Bees Eat Honey to Heal Infections Part 2

Bees Eat Honey to Heal Infections Part 2

This is a continuation of last Friday's blog post about bees eating honey to heal infections. You can read the first post here.

The hexagon is the most efficient shape known, so hexagonal cells in honeycomb ensure that no space is wasted. According to Christina Grozinger, an entomologist at Penn State University, beeswax is a flexible building material, so combined with the efficiency of the hexagonal shape and stacked tightly together, honeycomb is an engineering feat.

Honeybees stack the individual cells by molding the honey into them. Another advantage to the tight cell packing is that water evaporates more quickly from the comb, due to the larger surface area. This means microbes are less likely to grow, and this is a big plus for bee health because they live so close together in their hives.

The way bees gather nectar for the honey making process is another wondrous feat in itself, and an insight into the community-minded way bees operate. It is a precision-oriented process, and each bee knows her role in the undertaking.

It all begins with worker bees gathering nectar from an assortment of flowers. First, a worker bee gathers nectar from a flower with her tongue. Each bee has a honey tummy, designed solely for the storing of nectar, so that’s where the nectar goes. Rich enzymes like invertase mix in with the nectar. Invertase divides the sucrose molecules of the nectar in half, the remaining substance is the simpler sugars of glucose and fructose.

This 5:49-minute video by Mystery Doug looks at how bees make honey:

 

 

Fascinating research indicates that invertase is a dedicated microbe that dwells in the guts of bees that manufacture it, and that bees most likely cannot generate invertase themselves.

When the bee’s honey stomach is full, she buzzes home to the hive, and regurgitates her nectar to the first bees in the assembly line that are in charge of manufacturing honey. These bees are in charge of the food supply—honey—for the hive, because all the resident bees consume precious honey for their survival.

The next bees that receive the nectar add more enzymes to the nectar and decrease the water content, causing the sugary substances to break down further and ensuring microbes cannot grow. These bees are all natural born chemists.

Once these manufacturing bees pack the honey into a hexagonal cell, they fan their wings over it to ensure that even more water evaporates. Another enzyme, glucose oxidase, at this stage causes some of the glucose in the cell to turn into gluconic acid, which protects and preserves the substance.

Glucose oxidase lowers the pH which slightly increases the acidity of honey.
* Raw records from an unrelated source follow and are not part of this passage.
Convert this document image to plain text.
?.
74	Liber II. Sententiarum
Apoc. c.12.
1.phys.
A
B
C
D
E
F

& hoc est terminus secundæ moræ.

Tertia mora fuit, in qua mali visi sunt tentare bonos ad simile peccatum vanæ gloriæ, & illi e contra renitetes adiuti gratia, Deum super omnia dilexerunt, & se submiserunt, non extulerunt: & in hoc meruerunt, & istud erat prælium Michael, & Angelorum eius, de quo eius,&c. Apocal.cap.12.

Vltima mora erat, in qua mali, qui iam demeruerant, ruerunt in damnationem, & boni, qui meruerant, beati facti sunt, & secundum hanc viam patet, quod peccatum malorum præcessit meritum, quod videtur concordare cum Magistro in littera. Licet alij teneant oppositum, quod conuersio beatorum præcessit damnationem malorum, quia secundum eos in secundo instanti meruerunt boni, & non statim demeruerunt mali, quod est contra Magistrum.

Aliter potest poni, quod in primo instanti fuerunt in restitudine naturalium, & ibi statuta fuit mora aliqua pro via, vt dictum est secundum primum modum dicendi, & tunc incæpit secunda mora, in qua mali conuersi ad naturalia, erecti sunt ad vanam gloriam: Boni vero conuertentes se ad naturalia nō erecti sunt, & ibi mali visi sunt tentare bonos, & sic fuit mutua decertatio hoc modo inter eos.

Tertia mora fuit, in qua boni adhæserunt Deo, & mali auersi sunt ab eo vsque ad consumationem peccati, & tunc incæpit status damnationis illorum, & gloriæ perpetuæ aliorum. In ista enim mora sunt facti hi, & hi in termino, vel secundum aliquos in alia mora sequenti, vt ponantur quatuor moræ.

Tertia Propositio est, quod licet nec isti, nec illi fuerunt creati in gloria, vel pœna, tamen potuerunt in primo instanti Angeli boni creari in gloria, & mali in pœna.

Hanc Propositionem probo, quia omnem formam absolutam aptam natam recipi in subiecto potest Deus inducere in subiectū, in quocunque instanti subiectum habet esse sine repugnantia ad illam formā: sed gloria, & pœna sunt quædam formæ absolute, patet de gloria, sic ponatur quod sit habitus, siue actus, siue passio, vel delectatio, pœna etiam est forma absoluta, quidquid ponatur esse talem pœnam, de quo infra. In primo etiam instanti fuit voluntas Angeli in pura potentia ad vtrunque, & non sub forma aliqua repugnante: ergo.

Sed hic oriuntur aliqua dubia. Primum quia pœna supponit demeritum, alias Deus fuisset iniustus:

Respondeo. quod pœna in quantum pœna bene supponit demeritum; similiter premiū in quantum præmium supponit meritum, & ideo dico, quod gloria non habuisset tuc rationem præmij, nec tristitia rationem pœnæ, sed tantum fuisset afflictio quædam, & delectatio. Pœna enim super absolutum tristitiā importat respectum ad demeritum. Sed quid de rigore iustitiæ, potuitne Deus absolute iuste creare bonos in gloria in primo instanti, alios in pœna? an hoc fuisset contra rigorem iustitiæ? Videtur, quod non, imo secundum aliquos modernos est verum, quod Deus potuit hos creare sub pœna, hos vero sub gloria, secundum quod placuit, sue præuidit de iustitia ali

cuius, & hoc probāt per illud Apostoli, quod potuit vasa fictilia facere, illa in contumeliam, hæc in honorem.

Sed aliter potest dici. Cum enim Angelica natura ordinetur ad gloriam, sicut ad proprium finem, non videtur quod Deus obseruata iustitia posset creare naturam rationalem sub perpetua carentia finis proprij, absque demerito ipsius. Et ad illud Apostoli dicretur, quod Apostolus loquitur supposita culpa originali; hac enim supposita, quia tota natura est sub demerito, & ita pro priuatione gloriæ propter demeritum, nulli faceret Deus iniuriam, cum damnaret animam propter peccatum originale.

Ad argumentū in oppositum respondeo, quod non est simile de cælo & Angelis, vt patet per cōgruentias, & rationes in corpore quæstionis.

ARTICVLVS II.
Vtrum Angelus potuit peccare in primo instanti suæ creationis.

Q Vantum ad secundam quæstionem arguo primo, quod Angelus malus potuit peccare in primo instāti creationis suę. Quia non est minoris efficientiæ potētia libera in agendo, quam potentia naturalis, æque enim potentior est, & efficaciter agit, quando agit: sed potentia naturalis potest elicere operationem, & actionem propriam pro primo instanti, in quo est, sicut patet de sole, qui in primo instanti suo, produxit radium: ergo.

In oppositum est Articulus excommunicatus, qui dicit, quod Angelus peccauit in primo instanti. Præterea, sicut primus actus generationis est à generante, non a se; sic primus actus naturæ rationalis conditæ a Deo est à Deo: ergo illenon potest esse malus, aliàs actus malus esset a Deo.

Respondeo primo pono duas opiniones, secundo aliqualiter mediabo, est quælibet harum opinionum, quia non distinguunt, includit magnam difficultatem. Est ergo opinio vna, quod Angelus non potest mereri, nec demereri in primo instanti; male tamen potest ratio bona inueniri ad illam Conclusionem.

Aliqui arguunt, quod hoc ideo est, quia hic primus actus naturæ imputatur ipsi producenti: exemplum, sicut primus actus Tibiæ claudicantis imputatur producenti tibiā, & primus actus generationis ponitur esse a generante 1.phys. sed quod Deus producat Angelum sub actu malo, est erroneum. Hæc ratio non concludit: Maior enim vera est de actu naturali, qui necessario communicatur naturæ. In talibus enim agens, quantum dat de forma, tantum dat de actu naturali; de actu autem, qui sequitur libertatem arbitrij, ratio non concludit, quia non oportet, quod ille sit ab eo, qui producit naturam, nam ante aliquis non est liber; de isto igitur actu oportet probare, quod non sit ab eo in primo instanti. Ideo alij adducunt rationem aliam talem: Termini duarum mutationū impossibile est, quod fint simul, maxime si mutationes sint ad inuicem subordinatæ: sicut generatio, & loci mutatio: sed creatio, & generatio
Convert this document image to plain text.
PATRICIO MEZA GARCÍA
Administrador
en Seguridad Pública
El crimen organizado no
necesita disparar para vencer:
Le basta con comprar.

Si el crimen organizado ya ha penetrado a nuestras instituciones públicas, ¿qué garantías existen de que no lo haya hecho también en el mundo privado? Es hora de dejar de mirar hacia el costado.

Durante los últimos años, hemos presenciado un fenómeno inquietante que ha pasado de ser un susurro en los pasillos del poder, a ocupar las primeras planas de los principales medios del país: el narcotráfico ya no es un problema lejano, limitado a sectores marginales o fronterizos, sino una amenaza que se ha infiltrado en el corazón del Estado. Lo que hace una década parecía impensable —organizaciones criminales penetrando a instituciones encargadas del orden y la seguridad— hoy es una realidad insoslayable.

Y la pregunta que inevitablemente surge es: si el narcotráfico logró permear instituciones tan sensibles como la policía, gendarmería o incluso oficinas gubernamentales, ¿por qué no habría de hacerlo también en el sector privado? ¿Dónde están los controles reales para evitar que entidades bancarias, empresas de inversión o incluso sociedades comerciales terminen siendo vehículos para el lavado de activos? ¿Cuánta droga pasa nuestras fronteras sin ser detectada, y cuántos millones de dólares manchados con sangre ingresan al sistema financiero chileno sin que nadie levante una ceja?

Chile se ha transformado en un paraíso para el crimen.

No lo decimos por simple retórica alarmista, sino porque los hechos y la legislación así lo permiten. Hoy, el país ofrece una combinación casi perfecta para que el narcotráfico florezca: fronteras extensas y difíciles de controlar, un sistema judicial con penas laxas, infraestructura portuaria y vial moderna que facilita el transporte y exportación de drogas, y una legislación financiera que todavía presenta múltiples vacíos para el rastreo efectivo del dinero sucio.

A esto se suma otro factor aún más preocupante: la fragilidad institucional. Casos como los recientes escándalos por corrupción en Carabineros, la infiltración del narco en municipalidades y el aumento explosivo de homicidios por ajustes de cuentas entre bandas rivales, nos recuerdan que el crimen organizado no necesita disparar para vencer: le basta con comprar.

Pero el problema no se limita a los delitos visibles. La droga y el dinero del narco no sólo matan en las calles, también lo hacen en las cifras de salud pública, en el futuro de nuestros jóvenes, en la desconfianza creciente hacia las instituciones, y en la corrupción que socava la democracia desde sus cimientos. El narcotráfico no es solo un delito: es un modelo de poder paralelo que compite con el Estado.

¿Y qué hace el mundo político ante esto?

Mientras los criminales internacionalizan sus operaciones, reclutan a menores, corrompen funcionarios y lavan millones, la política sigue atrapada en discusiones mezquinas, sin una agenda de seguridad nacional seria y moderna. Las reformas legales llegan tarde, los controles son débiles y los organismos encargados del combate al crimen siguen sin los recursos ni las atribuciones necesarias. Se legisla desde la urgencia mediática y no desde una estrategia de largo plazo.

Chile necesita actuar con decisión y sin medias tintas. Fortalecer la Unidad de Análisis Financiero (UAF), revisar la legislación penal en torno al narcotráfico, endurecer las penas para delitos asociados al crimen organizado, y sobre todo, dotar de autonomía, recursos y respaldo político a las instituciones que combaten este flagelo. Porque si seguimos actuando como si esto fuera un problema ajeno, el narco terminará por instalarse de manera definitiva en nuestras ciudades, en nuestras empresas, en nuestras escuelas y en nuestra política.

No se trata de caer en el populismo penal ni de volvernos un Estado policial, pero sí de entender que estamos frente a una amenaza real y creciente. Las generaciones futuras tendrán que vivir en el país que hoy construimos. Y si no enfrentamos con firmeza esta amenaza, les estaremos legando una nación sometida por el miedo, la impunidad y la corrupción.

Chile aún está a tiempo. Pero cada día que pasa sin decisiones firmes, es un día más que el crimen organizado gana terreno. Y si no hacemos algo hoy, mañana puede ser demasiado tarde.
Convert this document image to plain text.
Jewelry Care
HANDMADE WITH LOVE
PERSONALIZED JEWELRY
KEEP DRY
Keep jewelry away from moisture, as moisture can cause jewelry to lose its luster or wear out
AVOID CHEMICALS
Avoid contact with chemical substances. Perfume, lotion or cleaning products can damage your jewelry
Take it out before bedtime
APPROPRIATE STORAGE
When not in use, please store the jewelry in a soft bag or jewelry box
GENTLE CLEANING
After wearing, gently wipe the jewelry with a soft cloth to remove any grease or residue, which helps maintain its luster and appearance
It has the additional benefit of producing hydrogen peroxide, and this also prevents microbes from growing, but could become too toxic if too much is present.

Each cell is a perfectly balanced universe in itself. Once perfected, it is capped or sealed with more beeswax, awaiting when it is needed by nurse bees or for the entire hive on cold or wet winter days.

Berenbaum wondered what might be happening with the phytochemicals suspended in the nectar that the worker bees brought back to the hive. She knew nectar is full of phytochemicals that repel pests and help plants to grow.

In 1998, her research team discovered that different types of honey featured different levels of antioxidants. It depended on the flowers involved in the harvesting of nectar.

She also discovered that when honeybees were given sugar water mixed with two honey phytochemicals, p-coumaric acid and the antioxidant quercetin, they tolerated pesticides better than bees fed only with pure honey. The bees with the spiked water also lived longer than those with a ‘normal’ honey diet, as reported by her team in 2017.

The immunity of bees was boosted by additional phytochemicals in honey, like abscisic acid, and wound healing was improved and their tolerance to cold temperatures was strengthened as well according to research.